Resolution 2018: Autin Dance Theatre, Elinor Lewis and Nuria Legarda Andueza, BARBERDANCE Luca Braccia

Posted: February 18th, 2018 | Author: | Filed under: Performance | Tags: , , , , , , , , , , | Comments Off on Resolution 2018: Autin Dance Theatre, Elinor Lewis and Nuria Legarda Andueza, BARBERDANCE Luca Braccia

Autin Dance Theatre; Elinor Lewis and Nuria Legarda Andueza; BARBERDANCE Luca Braccia, Resolution 2018, The Place, February 2

Elinor Lewis and Nuria Legarda Andueza in Orchard (photo: Tom Elkins)

On the Resolution 2018 platform this evening are three works that explore tension in quite different environments. The first is Autin Dance Theatre’s Dystopia, a duet with Johnny Autin and Laura Vanhulle and dramaturgy by Neus Gil Cortes that goes over the familiar ground of an embattled relationship but in a dynamic, almost brutal physical vocabulary that is nevertheless refined in its emotional heft and tender in its resolution. Autin is a powerful, acrobatic dancer whose fluidity allows subtle narrative interpretations to permeate his choreography and in Vanhulle he has found a match in strength and breadth of styles with a naturally fluent expression; the two can stare each other down, explode in frustration or melt into understanding with equal measure. Dystopia is, according to the program note, ‘looking at our human need for connecting and belonging, in opposition with our modern anxieties based on fear and violence.’ In terms of the physical language of dance, connection is common to both ‘belonging’ and to ‘violence’, which is what creates the tension in Dystopia. The distance between Autin and Vanhulle is constantly stretched or diminished with a force that, until the very end, remains unresolved. Richard Shrewsbury’s sound plays a parallel role in the work, at first creating a thick aural atmosphere then piercing it with words as emotions (though I’m not sure they are necessary) and finally distilling it delightfully into a Scottish reel. Having given all they have got, and given as much as they receive from each other, Autin and Vanhulle expel the tension between them in a final gesture of belonging.

Elinor Lewis and Nuria Legarda Andueza’s Orchard is a deceptively calm oasis of a work constructed and performed with a fine precision that becomes its focus. The set, designed by Lewis, is a precise grid of identical, chest-high vertical poles that have an air of solidity in the stillness and silence of the opening image of Lewis and Andueza standing like Egyptian statuary in a cornfield looking across at each other over the top of the stalks. Their game is to move towards each other without touching any of the poles but they move so meticulously and almost imperceptibly it’s like watching paint dry except for the inherent risk of miscalculation. I calculate it will take five minutes for them to meet in the centre aisle of the grid and it does. But then the trajectories change; the women back up, rock slowly side to side, and then dart like a knight in a chess game to a new space. The sense of tension builds in the audience as the nature of the game wrestles constantly with the stability of the poles and as subsequent spatial challenges are overcome relief and disbelief are equally expressed in laughter. Orchard is a simple concept that is paced to perfection; Lewis and Andueza calm us down by lying like twin halves of a pediment fitted neatly between columns and then slide gently through the grid as if the game is over. When we least expect it, with quick birdlike movements of the head they suddenly roll over and knock down the poles around them. With a look of sheepish surprise they confirm in this one stroke the true nature of their game and of their achievement.

It’s ironic to follow a piece about topographical limits with a work called Where is my border? but the two couldn’t be further apart in content.

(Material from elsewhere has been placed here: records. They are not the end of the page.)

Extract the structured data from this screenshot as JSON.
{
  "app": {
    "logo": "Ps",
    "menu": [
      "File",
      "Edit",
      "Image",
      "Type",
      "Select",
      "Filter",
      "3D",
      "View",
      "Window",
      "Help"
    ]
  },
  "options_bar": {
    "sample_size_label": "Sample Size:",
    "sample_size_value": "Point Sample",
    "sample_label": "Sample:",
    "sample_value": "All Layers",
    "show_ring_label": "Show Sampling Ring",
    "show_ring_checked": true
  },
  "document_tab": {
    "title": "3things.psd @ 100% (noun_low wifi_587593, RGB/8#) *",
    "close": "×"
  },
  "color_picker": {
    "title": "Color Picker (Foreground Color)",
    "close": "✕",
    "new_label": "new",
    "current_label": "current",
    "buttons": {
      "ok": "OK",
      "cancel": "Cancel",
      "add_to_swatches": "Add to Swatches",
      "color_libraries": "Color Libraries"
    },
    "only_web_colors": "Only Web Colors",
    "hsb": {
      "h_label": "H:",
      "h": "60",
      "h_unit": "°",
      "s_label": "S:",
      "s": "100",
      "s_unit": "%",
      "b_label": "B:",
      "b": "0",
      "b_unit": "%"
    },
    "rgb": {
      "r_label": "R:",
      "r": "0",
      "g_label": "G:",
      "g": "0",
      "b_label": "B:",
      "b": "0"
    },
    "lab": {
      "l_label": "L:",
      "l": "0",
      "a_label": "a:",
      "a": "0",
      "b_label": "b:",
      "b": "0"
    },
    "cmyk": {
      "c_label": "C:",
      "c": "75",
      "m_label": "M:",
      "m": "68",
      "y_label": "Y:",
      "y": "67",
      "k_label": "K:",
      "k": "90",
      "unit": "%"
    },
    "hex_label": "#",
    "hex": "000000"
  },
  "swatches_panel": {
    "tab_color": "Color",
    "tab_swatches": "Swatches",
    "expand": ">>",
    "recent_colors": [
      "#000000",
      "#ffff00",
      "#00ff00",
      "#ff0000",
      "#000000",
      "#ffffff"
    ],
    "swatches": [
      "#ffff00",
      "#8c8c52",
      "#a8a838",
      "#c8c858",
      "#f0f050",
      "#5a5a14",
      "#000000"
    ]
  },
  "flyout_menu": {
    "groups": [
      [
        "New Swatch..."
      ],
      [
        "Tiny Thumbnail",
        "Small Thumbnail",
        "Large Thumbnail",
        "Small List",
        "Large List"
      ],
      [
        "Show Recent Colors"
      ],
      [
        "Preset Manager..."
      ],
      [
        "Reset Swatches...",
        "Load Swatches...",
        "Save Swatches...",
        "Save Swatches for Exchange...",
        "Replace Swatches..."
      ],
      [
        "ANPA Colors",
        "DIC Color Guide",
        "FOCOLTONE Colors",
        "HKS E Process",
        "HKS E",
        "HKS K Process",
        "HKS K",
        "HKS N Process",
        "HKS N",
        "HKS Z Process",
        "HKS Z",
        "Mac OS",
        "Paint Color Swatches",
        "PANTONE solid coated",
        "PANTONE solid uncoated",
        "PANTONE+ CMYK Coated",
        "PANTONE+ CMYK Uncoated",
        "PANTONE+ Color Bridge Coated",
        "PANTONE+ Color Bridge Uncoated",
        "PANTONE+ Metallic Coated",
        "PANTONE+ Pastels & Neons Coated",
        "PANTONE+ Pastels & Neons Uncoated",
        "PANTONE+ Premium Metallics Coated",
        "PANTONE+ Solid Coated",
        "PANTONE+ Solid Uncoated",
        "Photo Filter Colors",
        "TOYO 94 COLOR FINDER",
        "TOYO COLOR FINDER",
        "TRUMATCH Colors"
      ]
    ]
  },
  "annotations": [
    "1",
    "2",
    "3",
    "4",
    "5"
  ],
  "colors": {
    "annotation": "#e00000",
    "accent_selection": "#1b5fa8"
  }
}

From the silence and precision of the one we lurch to the emotional turmoil and disorder of the other. The subject of Luca Braccia’s work is not conceptual but visceral, the deleterious effects of Post-Traumatic Stress Disorder (PTSD) in war veterans. However, in appropriating the physical language commonly associated with the symptoms of PTSD — such as the jerked repetitive movements and contractions from shell shock victims in World War 1 hospital films and from the visual currency of news reportage and Hollywood blockbusters — he fails to acknowledge the psychological pain that underpins it. The result is a depiction of trauma that lacks its visceral quality. To succeed in finding an artistic means of expressing trauma that can engage the spectator with its emotional disarray, effect has to give way to the impenetrability of a disorder that ambushes the sufferer with its mental and physical anguish (think of Crystal Pite’s Betroffenheit). Braccia’s sound montage gets closer to creating a dark, suffocating aural environment but his dancers are too robust and in control to render with equal force the distress of PTSD. For all its energy, Where is my border? moves us not towards the affect of trauma but away from it.